Yatağan deyince aklınıza ne geliyor? Termik Santral? Mermer Ocakları? Toki? Halkının kanserden kıvrandığı cehennem?..
Belki bugün öyle… Ama ya eskiden?..
Ben hâlâ Çine Çayı boyunca yol aldığım o muhteşem doğayı hatırlarım ve de Tabiat Ana’nın sürreal oyduğu muhteşem kayaları, Marmaris’e henüz uçakla gidilmeyen yılları… Doğanın talan edilmediği o muhteşem manzarayı... Orman-içi beldelerini, al yanakalı sağlıklı ve medeni gülümseyen misafirperver köylülerini…
Hatta ilk kadın valinin Lale Ataman olarak atandığı illeri…
Sadece ben değilim o yılları bilen tabii ki. İki genç İtalyan âşığın moda sektöründeki ilk yıllarında, otobüsleri arıza yapınca kaldığı yerdir o bölge.
Endemik canlı türleri ile, akarsu ve dereleri ile, zeytinleri ve çamlarıyla, meyvesi ve tarlalarıyla mahsur kaldıkları o bölgeden… Öylesine etkilenmiştir ki o iki âşık…
Derin derin nefes alıp içlerine sindirmişlerdi binbir çiçek parfümünü!..
Hayal güçleri ve aşkları sayesinde dev moda evlerinin şöhreti, orada yarattıkları muhteşem parfüm ile dünyaya nam salmıştır.
Merak mı ettiniz o parfümü? “YATAGAN”. Kim mi o iki âşık? Dolce& Gabbana!
Şimdi parfüm değil, leş kokuyor!
Peki ya bugün?!
Mc Kenzie gömlekçisi yok, ama Mac Kenzie şirketi iktidar sayesinde santraldeki tüm çalışanları fişleyerek işten çıkarıyor.
Nereden mi biliyorum? Bölgedeki İŞKUR’a sorun diyorum!
Bademler çoktan öldü, zeytinler söküldü. Dağlar artık dere vermiyor. Nergisler kayboluyor. Taş ocakları yüzünden vadiler kurudu. Bir de Güneş tarlaları kondu en verimli tarlalara.
Hayvancılık öldü; süt bir buçuk liraya satılıyor, oysa yem 3 lira. O güzel kokusunu bastırdı kömür cürüf dağları. Gri bir duman kapladı gözlerdeki yarınları…

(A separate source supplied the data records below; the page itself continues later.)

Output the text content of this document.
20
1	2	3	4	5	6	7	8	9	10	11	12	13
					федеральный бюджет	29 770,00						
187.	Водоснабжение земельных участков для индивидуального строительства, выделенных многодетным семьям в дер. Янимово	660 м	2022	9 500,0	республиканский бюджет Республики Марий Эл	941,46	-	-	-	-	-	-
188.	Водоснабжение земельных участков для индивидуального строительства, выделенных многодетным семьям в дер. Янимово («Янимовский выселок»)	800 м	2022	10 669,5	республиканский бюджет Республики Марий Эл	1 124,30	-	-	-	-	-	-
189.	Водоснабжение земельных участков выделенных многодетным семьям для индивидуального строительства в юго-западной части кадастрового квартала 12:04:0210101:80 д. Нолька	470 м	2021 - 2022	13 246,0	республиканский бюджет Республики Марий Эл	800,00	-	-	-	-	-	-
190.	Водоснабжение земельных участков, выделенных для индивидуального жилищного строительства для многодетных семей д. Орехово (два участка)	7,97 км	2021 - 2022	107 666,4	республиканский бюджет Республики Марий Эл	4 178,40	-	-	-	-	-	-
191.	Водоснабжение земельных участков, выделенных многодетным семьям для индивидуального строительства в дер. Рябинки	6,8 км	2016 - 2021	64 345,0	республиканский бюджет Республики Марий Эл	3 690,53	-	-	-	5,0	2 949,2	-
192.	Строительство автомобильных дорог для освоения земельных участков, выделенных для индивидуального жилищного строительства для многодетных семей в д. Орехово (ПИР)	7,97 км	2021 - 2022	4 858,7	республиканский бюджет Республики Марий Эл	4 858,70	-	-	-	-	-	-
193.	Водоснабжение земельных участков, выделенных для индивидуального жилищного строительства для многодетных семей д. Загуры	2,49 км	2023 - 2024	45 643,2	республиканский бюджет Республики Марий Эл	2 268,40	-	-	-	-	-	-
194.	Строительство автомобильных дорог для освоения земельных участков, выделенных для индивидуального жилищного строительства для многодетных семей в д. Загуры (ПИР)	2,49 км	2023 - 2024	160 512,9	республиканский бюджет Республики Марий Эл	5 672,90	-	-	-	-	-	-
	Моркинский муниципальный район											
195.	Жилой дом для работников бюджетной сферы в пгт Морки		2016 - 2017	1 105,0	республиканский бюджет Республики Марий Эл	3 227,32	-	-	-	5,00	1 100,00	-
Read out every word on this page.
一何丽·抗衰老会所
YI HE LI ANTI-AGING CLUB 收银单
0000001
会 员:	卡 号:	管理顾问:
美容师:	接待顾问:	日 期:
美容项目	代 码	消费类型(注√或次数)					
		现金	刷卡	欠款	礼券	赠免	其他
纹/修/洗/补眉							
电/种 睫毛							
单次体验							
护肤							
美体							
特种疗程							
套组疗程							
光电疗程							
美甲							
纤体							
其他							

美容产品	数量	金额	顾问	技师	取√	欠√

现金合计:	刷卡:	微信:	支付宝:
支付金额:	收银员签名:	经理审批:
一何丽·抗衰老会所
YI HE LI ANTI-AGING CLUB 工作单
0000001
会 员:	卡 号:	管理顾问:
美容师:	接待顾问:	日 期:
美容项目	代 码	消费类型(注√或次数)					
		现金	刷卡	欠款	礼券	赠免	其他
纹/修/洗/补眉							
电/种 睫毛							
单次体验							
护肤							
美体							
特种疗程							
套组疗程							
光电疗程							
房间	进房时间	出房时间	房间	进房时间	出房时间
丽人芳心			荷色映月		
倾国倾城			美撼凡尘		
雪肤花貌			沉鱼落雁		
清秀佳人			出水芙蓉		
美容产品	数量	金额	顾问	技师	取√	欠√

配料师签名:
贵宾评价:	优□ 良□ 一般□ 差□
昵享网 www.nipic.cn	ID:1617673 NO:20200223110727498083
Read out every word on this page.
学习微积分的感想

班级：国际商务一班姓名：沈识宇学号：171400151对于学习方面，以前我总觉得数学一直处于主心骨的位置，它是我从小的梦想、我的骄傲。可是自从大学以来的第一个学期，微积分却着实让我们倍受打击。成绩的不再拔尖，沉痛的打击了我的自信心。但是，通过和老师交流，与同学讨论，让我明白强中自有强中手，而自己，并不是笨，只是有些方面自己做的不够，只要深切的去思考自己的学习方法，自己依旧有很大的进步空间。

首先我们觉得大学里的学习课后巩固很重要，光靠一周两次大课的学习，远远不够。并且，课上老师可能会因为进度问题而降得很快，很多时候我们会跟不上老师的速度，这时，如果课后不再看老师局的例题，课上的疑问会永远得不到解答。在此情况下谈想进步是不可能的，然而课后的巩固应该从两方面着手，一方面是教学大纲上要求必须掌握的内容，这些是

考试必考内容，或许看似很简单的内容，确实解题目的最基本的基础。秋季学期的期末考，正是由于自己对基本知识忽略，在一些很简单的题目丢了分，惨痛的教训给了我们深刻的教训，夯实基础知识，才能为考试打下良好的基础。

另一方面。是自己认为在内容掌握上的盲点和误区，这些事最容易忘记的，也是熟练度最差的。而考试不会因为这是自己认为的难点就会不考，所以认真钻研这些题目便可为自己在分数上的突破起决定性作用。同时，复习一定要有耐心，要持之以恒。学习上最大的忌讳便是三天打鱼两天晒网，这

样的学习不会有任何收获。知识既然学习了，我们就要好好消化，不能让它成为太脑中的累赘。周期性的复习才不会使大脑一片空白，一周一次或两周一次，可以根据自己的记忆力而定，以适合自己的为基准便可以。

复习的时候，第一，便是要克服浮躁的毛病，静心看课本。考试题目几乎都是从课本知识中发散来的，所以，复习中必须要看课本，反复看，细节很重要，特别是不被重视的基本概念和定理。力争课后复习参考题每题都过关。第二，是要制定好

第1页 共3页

Yatağan artık parfümüyle anılmıyor. Zaten Dolce&Gabbana her şeyini borçlu olduğu o parfümü bile üretmiyor. Belki de ülkenin leş kokusu burunlarına geldi âşıkların!..
Bence artık koca bölge mis ve aşk değil, sadece leş soluyor.
Sıradaki ne? Gökova? Güllük? Selimiye? Kapıkoy? Okluk?..
Nerede çokluk orada olmaz ki bolluk.
Anladınız mı?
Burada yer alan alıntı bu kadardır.